When discussing the relationship between DNA mutations and cancer, it is mandatory to differentiate between germline mutations and somatic mutations. The former are hereditary mutations that have been associated with the risk of cancer development; they occur in germ cells (cells that will give rise to sperm or eggs) and are passed onto every cell of the offspring. BRCA 1 and 2 mutations stand as examples of germline mutations associated with breast cancer susceptibility. In contrast, somatic mutations are acquired, nonheritable, changes in DNA sequence in cells other than germ cells. They occur after conception, cannot be passed onto offspring, and develop in specific tissues (e.g. breast or lung). Only a limited percentage of cancers have a clear hereditary component, and even in those cases in which cancer susceptibility is clearly inherited, acquired mutations are needed for cancer to develop.

In particular, the progressive accumulation of somatic mutations can lead to cancer and is indicative of genomic instability. Contrary to germline mutations, genomic instability is not a marker of the risk of cancer; rather, it is indicative of the cancer prodromal stage. Researchers already gave proof of concept that genomic instability analysis is useful to assess the cancer prodromal stage. And, fortunately, genomic instability is preventable and actionable. Nutrigenetics and nutrigenomics are interesting tools to avoid genomic instability through a simple approach based on lifestyle. Genome integrity has been shown to be highly sensitive to nutrient status, with optimal nutrient levels differing among individuals.

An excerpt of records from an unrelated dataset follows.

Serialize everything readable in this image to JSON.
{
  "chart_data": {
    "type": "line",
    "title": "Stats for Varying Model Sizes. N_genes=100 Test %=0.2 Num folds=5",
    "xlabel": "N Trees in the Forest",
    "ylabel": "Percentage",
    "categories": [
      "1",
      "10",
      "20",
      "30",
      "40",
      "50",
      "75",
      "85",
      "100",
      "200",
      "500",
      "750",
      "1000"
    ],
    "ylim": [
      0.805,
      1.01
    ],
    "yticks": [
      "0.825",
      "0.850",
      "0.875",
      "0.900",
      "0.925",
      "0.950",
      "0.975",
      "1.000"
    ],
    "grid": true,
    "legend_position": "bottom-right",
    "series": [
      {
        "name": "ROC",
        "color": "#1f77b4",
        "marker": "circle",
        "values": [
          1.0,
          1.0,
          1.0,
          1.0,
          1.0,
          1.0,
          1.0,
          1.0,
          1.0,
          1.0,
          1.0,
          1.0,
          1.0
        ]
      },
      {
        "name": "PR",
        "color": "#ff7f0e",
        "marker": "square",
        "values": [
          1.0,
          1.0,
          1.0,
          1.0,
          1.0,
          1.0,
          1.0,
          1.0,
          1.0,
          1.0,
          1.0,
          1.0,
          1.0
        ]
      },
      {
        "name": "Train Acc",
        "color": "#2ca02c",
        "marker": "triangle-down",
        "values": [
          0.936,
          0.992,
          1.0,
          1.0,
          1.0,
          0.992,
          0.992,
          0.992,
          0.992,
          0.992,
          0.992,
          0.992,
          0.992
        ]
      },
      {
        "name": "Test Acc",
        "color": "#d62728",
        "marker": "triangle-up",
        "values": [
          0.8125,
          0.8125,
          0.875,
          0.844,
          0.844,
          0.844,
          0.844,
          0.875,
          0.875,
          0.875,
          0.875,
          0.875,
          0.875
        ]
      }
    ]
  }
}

Biomarkers of genome integrity can be utilized to establish recommended daily intakes for nutrients; in turn, optimizing nutrient intake plays a significant role in stabilizing the genome. For example, in smokers, carotenoid consumption correlates to lung cancer incidence, and β-carotene supplements are associated with a significant increase in mortality; cell cultures studies suggest that any concentration of non-vitamin A carotenoids tends to decrease DNA damage, whereas high concentrations of provitamin A carotenoids such as β-carotene tend to increase it. Vitamin B3 deficiency impairs the function of critical DNA repair enzymes (in particular, PARP proteins), and folate deficiency (especially if combined with suboptimal vitamin B6 and B12 levels) may lead to DNA breaks and telomere shortening. In the presence of oxidative stress, vitamin C correlates with various markers of genome stability.

Meanwhile, vitamin D and selenium concentrations are critical in the maintenance of genome stability too. In particular, both vitamin D and selenium possibly protect against chromosomal and telomere aberrations. Cells supplemented with selenium showed reduced DNA breakage, and vitamin D could counteract oxidative stress. Also, food components can help to increase DDR activity. For instance, resveratrol, which is a polyphenol present in fruits and other vegetable foods (for example in grapes, berries, and peanuts) may activate Sirt1 (sirtuin 1), a DDR repair-activating enzyme. In mice with reduced Sirt1, resveratrol treatment was associated with reduced cancer development. In a similar way, certain medications are associated with a reduction in genome instability. In particular, when a patient with Barrett’s esophagus starts taking NSAIDs (Non-Steroidal Anti- Inflammatory Drugs) their somatic copy number alterations rate drops by an order of magnitude.